Do you know species are going extinct at an alarming rate? Do you know bees are in peril?
What if you found out those are all based on surveys? As we saw in the US election in 2016, surveys are not science, no matter how much groups claim they weight them. Unless the results are easily predictable (like the 2012 election) there is no way statistical significance will mean an accurate result.

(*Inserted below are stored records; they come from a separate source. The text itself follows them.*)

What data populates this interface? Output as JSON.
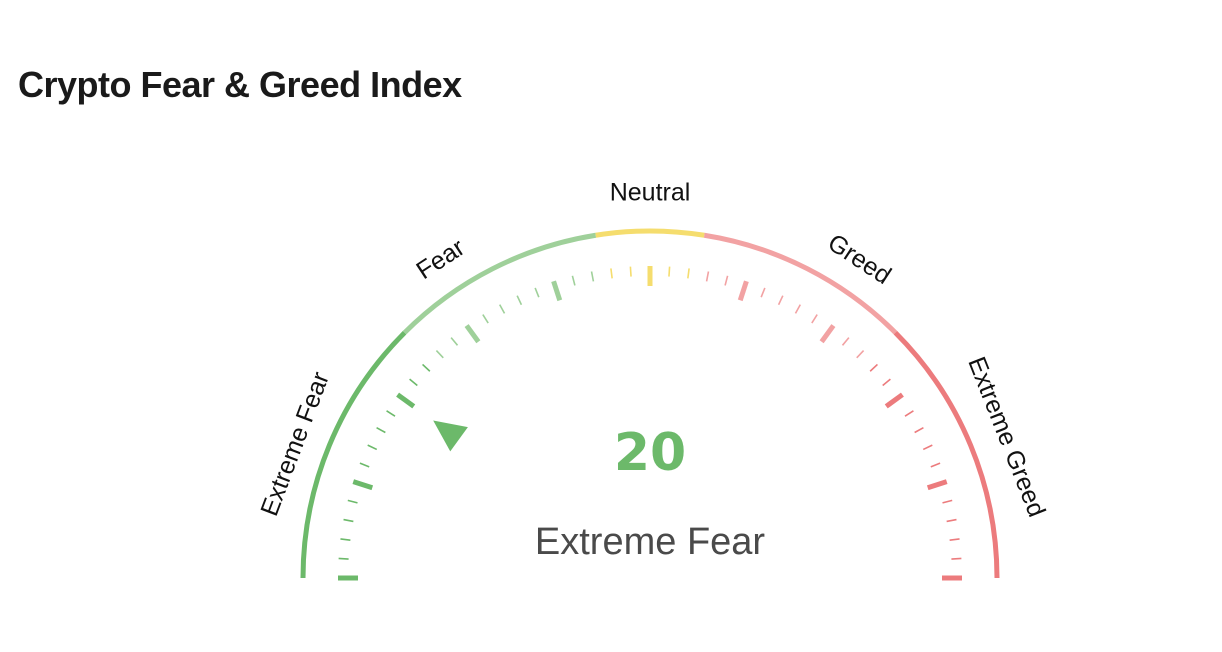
{
  "title": "Crypto Fear & Greed Index",
  "chart_data": {
    "type": "gauge",
    "value": 20,
    "value_text": "20",
    "status": "Extreme Fear",
    "range": [
      0,
      100
    ],
    "zones": [
      {
        "label": "Extreme Fear",
        "from": 0,
        "to": 25,
        "color": "#6cb96a"
      },
      {
        "label": "Fear",
        "from": 25,
        "to": 45,
        "color": "#9fd09a"
      },
      {
        "label": "Neutral",
        "from": 45,
        "to": 55,
        "color": "#f5dd6e"
      },
      {
        "label": "Greed",
        "from": 55,
        "to": 75,
        "color": "#f2a2a3"
      },
      {
        "label": "Extreme Greed",
        "from": 75,
        "to": 100,
        "color": "#ec7b7d"
      }
    ],
    "value_color": "#6cb96a",
    "status_color": "#4a4a4a"
  }
}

Wildlife surveys are not always better, but some are better than others. A new study in The Condor: Ornithological Applications uses the results of more than thirty years of surveys of the Rocky Mountain population of Sandhill Cranes to try and infer how accurate surveys are. Because these cranes don't involve as much fundraising as bees, they use a three-year "moving average" to smooth out year-to-year irregularities in survey results, not one season in one year. Yet is it more accurate? Brian Gerber of Colorado State University and William Kendall of the U. S. Geological Survey assessed whether the annual population changes reported by these moving averages were realistic, based on what is known about crane demographics, and how they compared to the results of a more sophisticated statistical approach called a hierarchical Bayesian time series model. They found that while the moving average population estimates were reasonable, the more complex method performed better over a large number of scenarios.
Sandhill Crane. Credit: T. Cacek
Bayesian approaches offer a structured way to incorporate new information as it becomes available. "The model-based approach we looked at is very flexible and has some major advantages over other methods," says Gerber. "By taking a Bayesian approach, we can include additional information about both the observation process and the true population to obtain more realistic estimates and predictions. Also, the model-based approach includes measures of uncertainty about our population estimates, which are not usually provided by more common approaches and are crucial for understanding the level of confidence we have about our estimates."

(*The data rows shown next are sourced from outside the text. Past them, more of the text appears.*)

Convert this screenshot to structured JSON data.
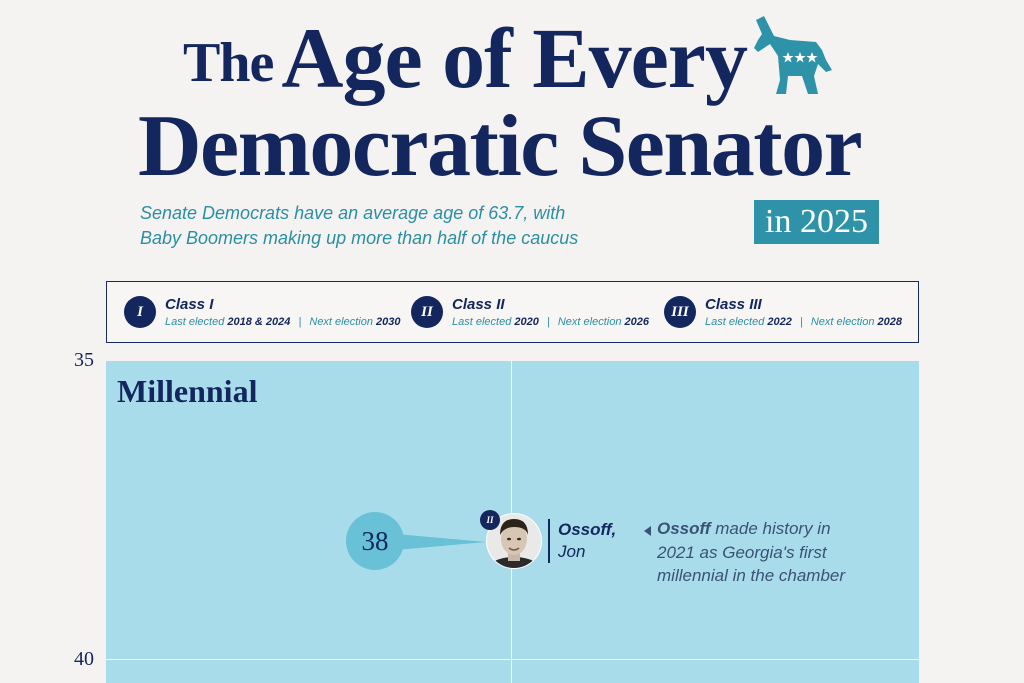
{
  "title": {
    "part1": "The",
    "part2": "Age of Every",
    "line2": "Democratic Senator",
    "badge": "in 2025"
  },
  "subtitle": {
    "line1": "Senate Democrats have an average age of 63.7, with",
    "line2": "Baby Boomers making up more than half of the caucus"
  },
  "legend": [
    {
      "numeral": "I",
      "name": "Class I",
      "elected_label": "Last elected",
      "elected": "2018 & 2024",
      "next_label": "Next election",
      "next": "2030"
    },
    {
      "numeral": "II",
      "name": "Class II",
      "elected_label": "Last elected",
      "elected": "2020",
      "next_label": "Next election",
      "next": "2026"
    },
    {
      "numeral": "III",
      "name": "Class III",
      "elected_label": "Last elected",
      "elected": "2022",
      "next_label": "Next election",
      "next": "2028"
    }
  ],
  "axis": {
    "tick_top": "35",
    "tick_bottom": "40"
  },
  "generation": "Millennial",
  "senator": {
    "age": "38",
    "class_numeral": "II",
    "last_name": "Ossoff,",
    "first_name": "Jon"
  },
  "annotation": {
    "bold": "Ossoff",
    "text1": " made history in",
    "line2": "2021 as Georgia's first",
    "line3": "millennial in the chamber"
  },
  "colors": {
    "navy": "#13265e",
    "teal": "#2e93a8",
    "plot_bg": "#a9dcea",
    "bubble": "#68c1d6"
  }
}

Evidence suggests that management practices over the last twenty years have largely met the annual population objectives for the Rocky Mountain Sandhill Crane population. "Looking forward," adds Gerber, "managers may still be interested in adopting our more robust modeling approach due to its flexible framework, which makes implementing any changes relevant to the survey easier." The investment in collecting these long-term data may pay off not just for crane management, but for an advance in methods that can be applied to other species as well.